ラグビーW杯の撮影は「なんて幸せ!」 すべての人が楽しめるスタジアム

志賀由佳

スタジアムの外でも盛り上がりは続く

スタジアムの外でもビール片手にラグビー談議が続いています 【Photo by Yuka SHIGA】

 アルゼンチン対ジョージアを撮りに行った際も、スタジアムの外でサポーター同士の歌合戦が始まり、向こうが歌ったらこっちも歌い、テンションが上がってそのままスクラムを組んでいました。アイルランド代表が勝利した後も、帰りながら誰かしらが歌い出し、歩きながらの大合唱が始まりました。

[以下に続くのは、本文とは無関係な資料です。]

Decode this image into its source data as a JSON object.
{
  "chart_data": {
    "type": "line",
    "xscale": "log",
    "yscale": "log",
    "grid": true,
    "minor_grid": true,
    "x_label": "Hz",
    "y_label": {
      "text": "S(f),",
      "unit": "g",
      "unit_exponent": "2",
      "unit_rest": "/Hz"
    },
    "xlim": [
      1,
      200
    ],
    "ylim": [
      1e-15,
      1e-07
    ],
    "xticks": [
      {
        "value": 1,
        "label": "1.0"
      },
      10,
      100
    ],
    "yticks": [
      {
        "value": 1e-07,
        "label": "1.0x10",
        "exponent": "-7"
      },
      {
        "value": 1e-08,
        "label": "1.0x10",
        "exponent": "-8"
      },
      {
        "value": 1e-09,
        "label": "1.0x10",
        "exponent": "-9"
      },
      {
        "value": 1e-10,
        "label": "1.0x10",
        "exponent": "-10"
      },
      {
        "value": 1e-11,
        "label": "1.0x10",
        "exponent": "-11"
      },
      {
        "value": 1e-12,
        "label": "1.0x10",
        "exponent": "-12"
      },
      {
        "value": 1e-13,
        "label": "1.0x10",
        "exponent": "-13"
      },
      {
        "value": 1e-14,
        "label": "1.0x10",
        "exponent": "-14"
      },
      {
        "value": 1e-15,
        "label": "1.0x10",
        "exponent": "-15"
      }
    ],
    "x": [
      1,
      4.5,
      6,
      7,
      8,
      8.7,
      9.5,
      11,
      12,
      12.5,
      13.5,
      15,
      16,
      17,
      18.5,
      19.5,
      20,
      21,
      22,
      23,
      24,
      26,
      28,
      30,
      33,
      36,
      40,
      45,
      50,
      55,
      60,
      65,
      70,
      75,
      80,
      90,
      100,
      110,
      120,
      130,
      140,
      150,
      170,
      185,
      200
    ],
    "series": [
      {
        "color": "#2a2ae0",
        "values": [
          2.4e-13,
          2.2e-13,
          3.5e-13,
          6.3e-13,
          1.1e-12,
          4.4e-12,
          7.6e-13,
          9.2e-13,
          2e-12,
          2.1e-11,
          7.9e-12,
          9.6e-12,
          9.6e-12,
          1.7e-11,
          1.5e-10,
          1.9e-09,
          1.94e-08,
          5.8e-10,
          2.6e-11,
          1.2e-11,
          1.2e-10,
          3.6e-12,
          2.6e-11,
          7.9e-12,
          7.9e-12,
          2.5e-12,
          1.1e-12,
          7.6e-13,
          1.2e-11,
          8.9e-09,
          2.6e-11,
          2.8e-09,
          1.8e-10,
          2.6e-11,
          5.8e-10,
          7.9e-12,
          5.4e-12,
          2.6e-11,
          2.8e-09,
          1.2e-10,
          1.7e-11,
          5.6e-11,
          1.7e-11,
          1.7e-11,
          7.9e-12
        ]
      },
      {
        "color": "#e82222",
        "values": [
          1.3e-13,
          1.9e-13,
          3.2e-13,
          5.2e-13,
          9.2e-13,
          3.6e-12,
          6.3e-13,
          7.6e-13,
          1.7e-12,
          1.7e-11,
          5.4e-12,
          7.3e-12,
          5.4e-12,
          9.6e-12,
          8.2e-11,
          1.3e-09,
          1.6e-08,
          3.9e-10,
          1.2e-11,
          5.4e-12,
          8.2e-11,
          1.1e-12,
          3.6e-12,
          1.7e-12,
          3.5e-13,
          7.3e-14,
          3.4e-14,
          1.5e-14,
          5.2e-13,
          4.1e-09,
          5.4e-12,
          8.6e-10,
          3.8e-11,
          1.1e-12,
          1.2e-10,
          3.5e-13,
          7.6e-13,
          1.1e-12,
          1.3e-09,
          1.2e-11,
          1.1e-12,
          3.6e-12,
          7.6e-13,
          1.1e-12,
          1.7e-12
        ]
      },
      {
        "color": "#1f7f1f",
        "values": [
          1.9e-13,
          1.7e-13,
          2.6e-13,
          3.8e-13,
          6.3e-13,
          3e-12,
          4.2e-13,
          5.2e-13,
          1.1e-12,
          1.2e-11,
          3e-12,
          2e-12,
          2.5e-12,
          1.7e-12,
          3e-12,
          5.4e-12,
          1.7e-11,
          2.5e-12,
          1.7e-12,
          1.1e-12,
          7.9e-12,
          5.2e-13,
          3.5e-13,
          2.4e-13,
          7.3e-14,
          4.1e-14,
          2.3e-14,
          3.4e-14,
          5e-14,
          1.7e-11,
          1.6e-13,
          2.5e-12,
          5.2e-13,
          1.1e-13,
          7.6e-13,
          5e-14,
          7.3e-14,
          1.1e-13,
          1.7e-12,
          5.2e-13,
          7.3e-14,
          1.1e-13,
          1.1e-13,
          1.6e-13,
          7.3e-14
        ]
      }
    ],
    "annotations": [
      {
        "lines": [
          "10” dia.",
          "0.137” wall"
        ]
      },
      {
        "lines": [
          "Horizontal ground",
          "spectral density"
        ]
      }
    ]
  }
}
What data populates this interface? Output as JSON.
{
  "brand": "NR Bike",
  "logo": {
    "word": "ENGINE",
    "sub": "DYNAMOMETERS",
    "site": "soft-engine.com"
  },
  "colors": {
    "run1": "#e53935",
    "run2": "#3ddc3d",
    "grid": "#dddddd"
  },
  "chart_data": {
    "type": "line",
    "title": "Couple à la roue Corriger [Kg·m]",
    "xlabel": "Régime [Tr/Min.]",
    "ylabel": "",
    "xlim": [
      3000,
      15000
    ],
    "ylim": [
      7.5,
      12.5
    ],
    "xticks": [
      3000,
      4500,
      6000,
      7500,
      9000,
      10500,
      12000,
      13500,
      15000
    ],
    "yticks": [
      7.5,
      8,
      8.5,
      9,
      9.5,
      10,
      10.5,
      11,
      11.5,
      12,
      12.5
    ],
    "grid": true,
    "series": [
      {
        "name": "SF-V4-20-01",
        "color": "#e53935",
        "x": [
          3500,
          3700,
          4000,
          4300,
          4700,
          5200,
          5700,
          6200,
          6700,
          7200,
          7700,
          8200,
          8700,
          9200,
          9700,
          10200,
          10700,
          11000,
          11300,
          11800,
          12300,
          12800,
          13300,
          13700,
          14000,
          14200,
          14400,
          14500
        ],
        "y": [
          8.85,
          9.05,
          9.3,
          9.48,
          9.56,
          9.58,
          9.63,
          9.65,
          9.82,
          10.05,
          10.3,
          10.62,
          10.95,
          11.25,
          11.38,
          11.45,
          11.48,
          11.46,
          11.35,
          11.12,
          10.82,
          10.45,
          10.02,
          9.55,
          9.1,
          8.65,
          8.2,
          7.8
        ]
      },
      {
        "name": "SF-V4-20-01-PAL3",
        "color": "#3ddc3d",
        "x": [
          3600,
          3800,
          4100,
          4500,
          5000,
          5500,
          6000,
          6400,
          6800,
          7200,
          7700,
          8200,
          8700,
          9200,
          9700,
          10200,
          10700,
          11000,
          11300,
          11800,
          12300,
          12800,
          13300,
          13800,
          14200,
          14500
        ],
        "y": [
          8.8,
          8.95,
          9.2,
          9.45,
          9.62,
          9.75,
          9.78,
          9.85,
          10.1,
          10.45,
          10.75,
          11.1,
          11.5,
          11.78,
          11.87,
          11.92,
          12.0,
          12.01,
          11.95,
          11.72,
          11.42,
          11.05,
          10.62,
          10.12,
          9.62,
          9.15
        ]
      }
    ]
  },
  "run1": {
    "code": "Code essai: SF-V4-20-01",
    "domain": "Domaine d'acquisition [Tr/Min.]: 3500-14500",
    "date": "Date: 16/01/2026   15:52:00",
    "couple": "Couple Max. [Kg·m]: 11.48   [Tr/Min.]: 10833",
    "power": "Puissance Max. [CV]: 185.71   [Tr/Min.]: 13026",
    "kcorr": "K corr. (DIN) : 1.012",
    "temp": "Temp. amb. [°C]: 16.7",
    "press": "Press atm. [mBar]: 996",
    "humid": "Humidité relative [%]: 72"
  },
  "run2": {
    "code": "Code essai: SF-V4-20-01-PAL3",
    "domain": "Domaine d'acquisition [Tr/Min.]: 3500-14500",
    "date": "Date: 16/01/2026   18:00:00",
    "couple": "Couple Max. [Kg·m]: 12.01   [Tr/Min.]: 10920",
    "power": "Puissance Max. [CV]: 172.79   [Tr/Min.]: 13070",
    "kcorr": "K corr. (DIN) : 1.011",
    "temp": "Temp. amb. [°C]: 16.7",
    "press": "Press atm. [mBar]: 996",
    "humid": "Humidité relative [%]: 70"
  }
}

 ジミーさんが言う通り、歌は大事です! 野球には「六甲おろし」や「燃えよドラゴンズ」があるのに、なぜラグビー日本代表には歌がないのか! 歌があったらもっと観戦が楽しくなるのに! と「スウィングロー・スウィート・チャリオット」を熱唱するイングランドサポーターを見ながらうらやましくなりました。ただ関係のない日本代表対サモアなどで歌い出した時は「空気を読め!」とも思いましたが……。

選手が「浮き上がる」写真に

ピッチが明るく、スタンドが暗いために選手が浮き上がる写真に。イングランドはこのあと、まさかのグループリーグ敗退となりました…… 【Photo by Yuka SHIGA】

 そんなこんなで試合が始まり、いざファインダーをのぞくと――明るい! キックオフが20時だったので、どっぷり夜なのですが、ナイターでこんな明るいスタジアムは初めてです。ピッチは明るくスタンドは暗く沈むため、選手が美しく浮き上がり、自分の写真がうまくなったような錯覚に陥ります。「こんなスタジアムで毎回撮影できたらなぁ」と今だけの幸せをかみしめながらシャッターを切りました。

 毎試合8万人に囲まれたスタジアムでプレーする選手たちも、その選手たちのプレーに一喜一憂する観客も、その一喜一憂を報道するメディアも……、その場にいる人すべてが楽しめる環境がトゥイッケナムにはあり、それが「なんて幸せなんだ!」という心の叫びになりました。

4年後の日本大会に向けて

ファンと選手が近いのもラグビーの良さ。4年後の日本大会はどのような大会になるでしょうか? 【Photo by Yuka SHIGA】

 2019年には日本でラグビーワールドカップが開催されます。4年前にニュージーランドで開催されたワールドカップを取材した時は、オークランドのメインストリートを埋め尽くす大盛り上がりのサポーターを見て、8年後に日本でこのサポーターを受け入れる土壌ができているのか不安しかありませんでした。
 でも今大会の日本代表の活躍で、今までラグビー関係者やファンの方たちが個々で耕してきた土壌に一気に種がまかれたんじゃないかと思います。
 あと4年。仲間を信じること、最後まで諦めないこと、そして日々の努力は決して裏切らないことを世界を舞台に証明してくれた、日本代表の選手たちがまいてくれた種を、大事に育てていければいいなと思います。